循環型社会への貢献。

循環型社会への貢献。
「繊維くずからできた紙」の活用。

2023.10.12

カンコー学生工学研究所では、未来の子どもたちが過ごしやすく美しい環境で生活し続けることができるよう、気候変動の適応と緩和の両側面より、研究を進めております。今回は緩和施策のひとつである、新しいパートナーと共創した新しい生地台紙と生地ハンガーについて紹介します。

ファッション産業の環境問題と新しいパートナー。

環境省より発表された資料「SUSTAINABLE FASHIONこれからのファッションを持続可能に」では、ファッション産業は、製造にかかるエネルギー消費量やライフサイクルの短さなどから環境負荷の大きい産業であることが説明されています。現在、ファッション産業に属する様々な企業がサーキュラーエコノミー※1の実現に向けて新しい取組みを始めています。

学校制服は、入学者数をある程度見込んだ必要な量を生産するので比較的サステナブルな要素が含まれた衣類と考えることができます。とは言え、特色ある学校指定制服のデザイン検討時や製造時には廃棄せざるを得ない生地が発生するなど、まだまだ取組むべき課題はたくさんあります。今回はデザイン検討時に活用した後の生地を、ゴミとして処分・焼却することなくリサイクル可能にするため、一般社団法人サーキュラーコットンファクトリー(以下CCF)にご協力いただき、取組みを開始しました。

 

※1.サーキュラーエコノミー(循環経済)…従来の3Rの取組に加え、資源投入量・消費量を抑えつつ、ストックを有効活用しながら、サービス化等を通じて付加価値を生み出す経済活動であり、資源・製品の価値の最大化、資源消費の最小化、廃棄物の発生抑止等を目指すもの。(環境省公式サイトより)

繊維くずから紙へ。

CCFは、「繊維に関わる全てのプロセスで排出される繊維ゴミを回収し再生させる繊維の循環システムを社会実装する」というミッションを掲げ、2021年9月に設立。以降、多くのパートナー企業・団体と共創の輪を広げられています。
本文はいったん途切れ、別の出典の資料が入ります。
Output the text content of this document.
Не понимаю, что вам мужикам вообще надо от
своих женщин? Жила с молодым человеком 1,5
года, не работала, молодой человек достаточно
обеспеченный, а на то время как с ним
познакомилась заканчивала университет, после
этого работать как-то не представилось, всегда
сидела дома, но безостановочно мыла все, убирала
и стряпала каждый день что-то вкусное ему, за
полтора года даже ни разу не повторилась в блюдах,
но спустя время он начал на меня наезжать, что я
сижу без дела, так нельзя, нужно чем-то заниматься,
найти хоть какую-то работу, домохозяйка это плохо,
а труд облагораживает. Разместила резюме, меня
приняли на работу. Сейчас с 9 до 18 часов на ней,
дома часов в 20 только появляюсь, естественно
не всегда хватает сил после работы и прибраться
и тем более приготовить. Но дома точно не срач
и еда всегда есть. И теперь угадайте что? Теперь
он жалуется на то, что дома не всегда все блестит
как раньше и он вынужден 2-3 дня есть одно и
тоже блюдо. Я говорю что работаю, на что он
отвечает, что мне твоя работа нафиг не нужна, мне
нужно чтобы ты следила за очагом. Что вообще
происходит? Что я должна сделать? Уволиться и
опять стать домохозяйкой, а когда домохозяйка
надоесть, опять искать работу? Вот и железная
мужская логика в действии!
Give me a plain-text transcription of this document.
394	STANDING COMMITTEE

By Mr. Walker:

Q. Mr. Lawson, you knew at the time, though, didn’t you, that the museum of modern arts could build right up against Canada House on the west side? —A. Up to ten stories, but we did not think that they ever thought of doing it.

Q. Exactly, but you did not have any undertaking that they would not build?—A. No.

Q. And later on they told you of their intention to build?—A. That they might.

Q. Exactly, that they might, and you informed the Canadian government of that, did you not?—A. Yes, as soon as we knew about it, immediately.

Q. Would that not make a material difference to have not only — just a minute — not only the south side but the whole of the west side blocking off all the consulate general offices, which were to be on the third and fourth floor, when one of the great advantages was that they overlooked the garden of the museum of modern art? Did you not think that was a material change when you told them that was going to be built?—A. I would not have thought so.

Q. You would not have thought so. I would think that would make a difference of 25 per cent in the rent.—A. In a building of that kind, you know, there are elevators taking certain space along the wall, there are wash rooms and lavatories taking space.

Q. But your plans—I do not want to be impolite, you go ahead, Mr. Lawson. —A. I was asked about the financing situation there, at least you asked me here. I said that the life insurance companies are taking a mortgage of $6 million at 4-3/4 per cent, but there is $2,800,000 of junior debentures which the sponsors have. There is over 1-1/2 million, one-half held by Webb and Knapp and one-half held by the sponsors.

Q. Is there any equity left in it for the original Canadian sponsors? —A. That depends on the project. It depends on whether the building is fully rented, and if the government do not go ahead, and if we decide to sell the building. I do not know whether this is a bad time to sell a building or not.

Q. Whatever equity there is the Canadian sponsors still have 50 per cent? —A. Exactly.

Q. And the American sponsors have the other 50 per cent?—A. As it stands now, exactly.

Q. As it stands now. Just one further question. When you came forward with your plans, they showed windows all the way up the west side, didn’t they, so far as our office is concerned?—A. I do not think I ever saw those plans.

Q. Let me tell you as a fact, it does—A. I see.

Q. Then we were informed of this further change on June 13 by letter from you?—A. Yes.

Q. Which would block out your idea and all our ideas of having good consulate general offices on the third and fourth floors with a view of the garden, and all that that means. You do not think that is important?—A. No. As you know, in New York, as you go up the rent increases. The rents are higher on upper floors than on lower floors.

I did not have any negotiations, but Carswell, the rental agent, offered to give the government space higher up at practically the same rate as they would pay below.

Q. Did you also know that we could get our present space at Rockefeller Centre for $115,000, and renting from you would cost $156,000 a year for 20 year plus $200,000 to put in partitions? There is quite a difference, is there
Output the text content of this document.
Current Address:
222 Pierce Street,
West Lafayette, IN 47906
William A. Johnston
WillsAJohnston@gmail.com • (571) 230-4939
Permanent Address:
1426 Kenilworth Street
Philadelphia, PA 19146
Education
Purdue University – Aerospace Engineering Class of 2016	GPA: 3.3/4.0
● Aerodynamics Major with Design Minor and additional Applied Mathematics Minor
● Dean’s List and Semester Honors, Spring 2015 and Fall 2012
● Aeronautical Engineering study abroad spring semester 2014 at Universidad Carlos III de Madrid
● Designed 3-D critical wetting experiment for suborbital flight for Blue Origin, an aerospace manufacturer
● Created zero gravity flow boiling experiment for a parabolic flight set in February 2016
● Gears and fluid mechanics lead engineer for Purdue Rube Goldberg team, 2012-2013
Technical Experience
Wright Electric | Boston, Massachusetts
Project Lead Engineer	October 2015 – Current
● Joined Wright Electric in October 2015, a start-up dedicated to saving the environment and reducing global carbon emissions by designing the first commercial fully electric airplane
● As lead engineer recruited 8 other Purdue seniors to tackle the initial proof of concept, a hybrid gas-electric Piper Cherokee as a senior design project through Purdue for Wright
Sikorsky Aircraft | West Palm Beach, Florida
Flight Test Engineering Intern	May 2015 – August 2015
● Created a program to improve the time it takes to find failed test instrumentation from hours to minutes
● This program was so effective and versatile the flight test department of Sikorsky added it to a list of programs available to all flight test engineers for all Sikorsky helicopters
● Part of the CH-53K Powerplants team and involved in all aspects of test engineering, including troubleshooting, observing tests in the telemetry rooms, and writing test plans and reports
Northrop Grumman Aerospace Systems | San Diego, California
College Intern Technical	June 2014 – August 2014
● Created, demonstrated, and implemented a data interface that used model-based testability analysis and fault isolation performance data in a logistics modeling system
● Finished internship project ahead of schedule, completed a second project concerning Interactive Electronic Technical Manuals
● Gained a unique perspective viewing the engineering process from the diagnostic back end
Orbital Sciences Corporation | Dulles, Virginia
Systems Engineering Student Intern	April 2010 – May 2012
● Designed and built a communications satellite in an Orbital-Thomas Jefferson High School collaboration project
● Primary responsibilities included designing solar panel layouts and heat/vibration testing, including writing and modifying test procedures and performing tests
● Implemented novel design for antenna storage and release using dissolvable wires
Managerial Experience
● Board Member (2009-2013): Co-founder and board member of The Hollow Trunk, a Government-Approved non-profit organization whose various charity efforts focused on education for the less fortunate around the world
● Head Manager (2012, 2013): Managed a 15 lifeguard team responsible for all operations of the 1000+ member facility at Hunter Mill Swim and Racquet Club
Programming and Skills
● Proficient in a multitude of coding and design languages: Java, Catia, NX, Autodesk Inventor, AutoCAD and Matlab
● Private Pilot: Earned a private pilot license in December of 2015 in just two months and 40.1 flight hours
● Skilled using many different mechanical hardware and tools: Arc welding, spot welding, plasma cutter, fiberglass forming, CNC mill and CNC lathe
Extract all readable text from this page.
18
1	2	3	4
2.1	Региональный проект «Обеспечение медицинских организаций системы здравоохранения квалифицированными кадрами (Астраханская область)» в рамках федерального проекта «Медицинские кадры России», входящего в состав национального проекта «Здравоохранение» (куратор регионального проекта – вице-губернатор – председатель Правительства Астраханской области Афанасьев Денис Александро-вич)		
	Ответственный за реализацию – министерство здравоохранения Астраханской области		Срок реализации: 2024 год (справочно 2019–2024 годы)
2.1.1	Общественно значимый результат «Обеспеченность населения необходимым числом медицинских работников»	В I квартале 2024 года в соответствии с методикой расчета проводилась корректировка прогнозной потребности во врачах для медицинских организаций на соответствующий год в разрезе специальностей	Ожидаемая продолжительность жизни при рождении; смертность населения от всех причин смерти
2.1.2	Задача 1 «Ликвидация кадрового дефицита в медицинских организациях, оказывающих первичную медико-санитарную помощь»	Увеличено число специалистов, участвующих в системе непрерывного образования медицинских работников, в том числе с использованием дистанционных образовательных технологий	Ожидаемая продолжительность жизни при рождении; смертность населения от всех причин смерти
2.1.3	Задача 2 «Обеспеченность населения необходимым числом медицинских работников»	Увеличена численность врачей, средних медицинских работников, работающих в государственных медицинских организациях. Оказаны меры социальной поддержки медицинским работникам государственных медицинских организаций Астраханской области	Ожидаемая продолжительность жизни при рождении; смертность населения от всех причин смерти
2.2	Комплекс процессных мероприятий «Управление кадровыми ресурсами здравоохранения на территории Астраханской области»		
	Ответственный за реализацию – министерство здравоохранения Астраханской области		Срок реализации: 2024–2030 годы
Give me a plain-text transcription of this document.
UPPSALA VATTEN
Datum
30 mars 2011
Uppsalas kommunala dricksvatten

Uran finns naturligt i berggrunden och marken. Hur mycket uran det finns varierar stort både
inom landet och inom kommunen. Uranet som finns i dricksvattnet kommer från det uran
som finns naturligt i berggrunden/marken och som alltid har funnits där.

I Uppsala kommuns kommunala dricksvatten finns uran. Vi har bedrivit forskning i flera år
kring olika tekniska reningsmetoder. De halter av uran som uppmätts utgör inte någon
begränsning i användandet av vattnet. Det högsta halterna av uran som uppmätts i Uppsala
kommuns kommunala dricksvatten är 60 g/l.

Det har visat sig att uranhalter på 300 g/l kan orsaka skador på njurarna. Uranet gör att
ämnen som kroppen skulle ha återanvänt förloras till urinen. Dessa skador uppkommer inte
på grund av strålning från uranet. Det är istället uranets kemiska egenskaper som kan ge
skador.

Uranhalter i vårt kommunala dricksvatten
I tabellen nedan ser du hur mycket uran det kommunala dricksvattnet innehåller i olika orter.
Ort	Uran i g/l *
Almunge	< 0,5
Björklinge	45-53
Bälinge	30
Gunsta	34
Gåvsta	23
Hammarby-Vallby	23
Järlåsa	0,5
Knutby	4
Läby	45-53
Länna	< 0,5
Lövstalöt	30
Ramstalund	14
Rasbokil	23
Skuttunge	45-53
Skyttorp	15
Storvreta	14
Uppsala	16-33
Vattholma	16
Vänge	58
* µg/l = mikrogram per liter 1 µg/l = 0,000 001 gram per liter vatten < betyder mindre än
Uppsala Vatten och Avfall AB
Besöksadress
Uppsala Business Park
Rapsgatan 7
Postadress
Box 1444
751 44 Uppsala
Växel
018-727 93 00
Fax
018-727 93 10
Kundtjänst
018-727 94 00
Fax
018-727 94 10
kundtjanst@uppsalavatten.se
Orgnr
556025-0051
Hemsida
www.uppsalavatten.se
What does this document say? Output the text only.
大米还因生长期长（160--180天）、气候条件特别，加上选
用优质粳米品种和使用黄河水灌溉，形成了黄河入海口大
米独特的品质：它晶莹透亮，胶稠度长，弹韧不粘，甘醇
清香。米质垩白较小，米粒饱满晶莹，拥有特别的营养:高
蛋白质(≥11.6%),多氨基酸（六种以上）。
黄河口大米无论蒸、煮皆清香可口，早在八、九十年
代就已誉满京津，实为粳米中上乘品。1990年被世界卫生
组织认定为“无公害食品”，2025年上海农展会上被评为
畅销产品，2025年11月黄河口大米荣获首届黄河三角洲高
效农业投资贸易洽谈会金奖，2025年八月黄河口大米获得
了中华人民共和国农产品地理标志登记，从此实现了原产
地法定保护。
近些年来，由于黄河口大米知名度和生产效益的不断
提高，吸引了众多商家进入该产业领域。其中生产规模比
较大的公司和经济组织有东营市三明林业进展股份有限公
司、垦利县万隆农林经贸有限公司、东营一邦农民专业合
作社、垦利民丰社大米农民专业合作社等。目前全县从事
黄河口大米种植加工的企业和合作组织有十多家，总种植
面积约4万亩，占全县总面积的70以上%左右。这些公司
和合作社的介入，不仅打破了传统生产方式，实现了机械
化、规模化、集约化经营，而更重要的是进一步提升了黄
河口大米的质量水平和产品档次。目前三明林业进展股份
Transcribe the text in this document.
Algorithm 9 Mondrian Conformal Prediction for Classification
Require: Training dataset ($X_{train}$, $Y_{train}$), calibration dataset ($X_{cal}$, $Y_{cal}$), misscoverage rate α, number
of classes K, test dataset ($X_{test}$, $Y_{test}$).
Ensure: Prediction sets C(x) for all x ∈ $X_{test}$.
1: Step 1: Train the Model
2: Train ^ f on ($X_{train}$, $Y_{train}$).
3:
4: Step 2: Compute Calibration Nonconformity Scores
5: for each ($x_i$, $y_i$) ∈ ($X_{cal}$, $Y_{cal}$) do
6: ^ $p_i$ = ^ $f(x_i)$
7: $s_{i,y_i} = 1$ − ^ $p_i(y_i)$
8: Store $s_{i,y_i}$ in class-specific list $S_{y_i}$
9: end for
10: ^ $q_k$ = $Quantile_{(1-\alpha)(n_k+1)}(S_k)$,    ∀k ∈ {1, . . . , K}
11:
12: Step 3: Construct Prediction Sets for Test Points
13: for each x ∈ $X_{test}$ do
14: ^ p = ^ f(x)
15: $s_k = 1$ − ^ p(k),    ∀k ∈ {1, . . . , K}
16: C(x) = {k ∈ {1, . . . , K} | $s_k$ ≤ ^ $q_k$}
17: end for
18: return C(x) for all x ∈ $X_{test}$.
現状、繊維の廃棄物を繊維に再生してもそのリサイクル率は17.5%。それに比べると、紙の回収率は85%、古紙利用率は67%。紙にする方がはるかに高い循環利用となります。CCF公式サイトより)

CCF活動事例

【柔道着が原料の画用紙を使ったワークショップ】

捨てられるはずだった柔道着から生まれ変わった画用紙。

子どもたちに繊維ゴミからつくられた紙に実際に触れてもらうことを通じて、繊維ゴミや地球環境について考える機会をつくりました。

CCF代表理事 渡邊 智恵子

1990年より日本でのオーガニックコットンの啓蒙普及に取り組み、日本でのオーガニックコットンの製品製造のパイオニア。 株式会社アバンティ代表取締役創設者であり、現在相談役。企業活動以外に、オーガニックコットンの啓蒙普及と認証機関としてのNPO日本オーガニックコットン協会を設立。 グローバルスタンダード(GOTS)の基準作りにも関わる。2021年から繊維のゴミを資源にするプロジェクト(CCF)を立ち上げ、現在代表理事に就任。

カンコーの具体的な取り組み。

カンコーでは、生地の風合いや色柄等の制服デザインを検討していただく際に、生地台紙(以下台紙)や生地ハンガー(以下ハンガー)という制服に使用する生地を台紙に貼りつけたものやハンガー状の台紙に挟み込んだものを、使用しています。従来の台紙やハンガーには、繊維(生地)や紙、プラスチック(フック部分)や金属(フック部分)が混在している為、分別後紙のみ古紙としてリサイクルすることは可能ですが、それ以外は可燃ゴミとして焼却しています。

カンコーでは2023年秋より、紙部分にCCFが開発した混抄紙(こんしょうし)と呼ばれる、繊維とパルプを混ぜ合わせてつくった紙を使用します。この混抄紙には、カンコーが廃棄予定だった繊維くずも含まれています。フック部分もプラスチックから紙製に切り換えました。混抄紙には繊維が含まれていますが、紙ゴミとして回収・古紙として再利用することが可能です。

また、制服検討時に使用した台紙やハンガーはできるだけ回収させていただき、再度混抄紙にリサイクル、そして台紙やハンガーとして何度も循環させていくことを考えています。

  • これまでの流れ
  • これからの流れ

循環型社会に向けた活動の輪。

本記事は、制服デザイン検討時に伴う廃棄物をいかに減らせるかということに着目しています。地球温暖化に繋がる温室効果ガスを抑えるための1つの施策とし、カンコー単体では実現不可能だったことが、活動の輪を広げることにより実現可能になりました。今後も循環型社会の構築を前提とした、商品開発や新たな取り組みに向け挑戦し続けていきます。